Well, if Questioner were to be moved, it had to be with eloquence. Or ...
"I'm trying to convince you, Questioner. Why not just agree?"
"Because," she said angrily, "I was created for a purpose, and I feel my purpose is being undermined here."
Or ...
He fingered the last card in his hand. The ace of love. "Is that really what you feel?"
She fumed. She wasn't sure what she felt. Sadness, certainly. And anger. She muttered, "You're probably right about my feelings, coming from what I know about the three children. The buffers were there for a reason, and I shouldn't have gone around them."
"It's not only the three children," Mouche murmured. "The council loads you down with work, then saddles you with incompetent people and still expects you to work miracles."
"While constantly cutting my budget," she said furiously. "They even interfere with my technical support. That's why I couldn't get in touch with the ship when I needed to! Parts failure! That idiot! Can you believe that?"
He did not believe it. Flowing Green knew there had been no failure of parts, only Bofusdiaga, determined to give them no alternative to solving the Quaggian dilemma. Not even Flowing Green knew the extent of what Bofusdiaga could do.
Focus, Mouche told himself. As Madame had always said, Focus!
"Part of it is that you work very hard, and no one really appreciates what you do," he said softly, moving his chair a bit closer to hers.

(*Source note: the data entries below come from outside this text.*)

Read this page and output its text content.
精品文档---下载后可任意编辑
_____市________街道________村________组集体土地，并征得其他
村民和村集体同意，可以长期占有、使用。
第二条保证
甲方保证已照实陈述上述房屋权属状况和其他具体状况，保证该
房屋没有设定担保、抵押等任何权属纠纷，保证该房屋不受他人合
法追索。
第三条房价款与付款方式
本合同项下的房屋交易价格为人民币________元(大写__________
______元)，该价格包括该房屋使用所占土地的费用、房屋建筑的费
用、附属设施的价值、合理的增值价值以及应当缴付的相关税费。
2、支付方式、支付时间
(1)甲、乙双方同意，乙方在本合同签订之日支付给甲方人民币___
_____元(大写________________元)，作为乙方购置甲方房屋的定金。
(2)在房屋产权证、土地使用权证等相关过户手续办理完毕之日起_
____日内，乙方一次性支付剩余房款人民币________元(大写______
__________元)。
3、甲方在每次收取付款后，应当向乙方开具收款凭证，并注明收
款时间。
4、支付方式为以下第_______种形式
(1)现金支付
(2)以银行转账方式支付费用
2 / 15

"I was designed for it," she sniffed. "But it is hard, yes. I'm human enough to feel that."
"Of course you feel it. You must get terribly annoyed."
"It's what I was created for," she said less forcefully. "But none of us like to feel our efforts are wasted ... "
"True. And even when we know our efforts aren't wasted, we like to be appreciated."
"Yes," she admitted, almost in a murmur. "It would be nice."
"I admire you so greatly," he said. "We all do."
"Really?" She laughed, rather sadly. "That's something new."
"You aren't admired by the members of the council?"
"By and large they treat me like a computer. It's understandable, I suppose."
"They disregard your humanity, because it makes them feel uncomfortable, I imagine." He put his hand on top of her own. "It probably surpasses their own. But we ... I think of you as a friend. And I'm honoring myself when I give you that title."
"Oh, Mouche. Really." She felt herself flushing.
He shook out his mane of emerald hair and looked at her from under lowered lashes. "It's time that someone took care of you, Questioner. After all the care you take of humanity, it's only right that humanity do something for you in return."
"For me?"
He gave her a dangerous look as he reached out to run his hand along her neck, where several of her sensation circuits were placed near the skin.
"Ahhh," she said unwillingly. "Ahhh."
"I've researched you in these recent days, Questy," he whispered. "Flowing Green and I." He lowered his fingers, recently returned to their Consortly softness, stroking the line of her shoulder. Stroke. Stroke. Tweak.
"Mouche. For heaven's sake ... " She quivered with unfamiliar pleasure. "For heaven's sake ... "
"Oh Corojumi, grant deliverance ... " he sang softly, with a purposeful stroke, laying the ace upon the table.
"Last card ... " she gasped.
" ... grant Questy in this dance ... "
"You stacked the deck," she whispered.
" ... compensatory joys," he sang, the green hair swirling high above his head as he and his Hagion smiled into her eyes.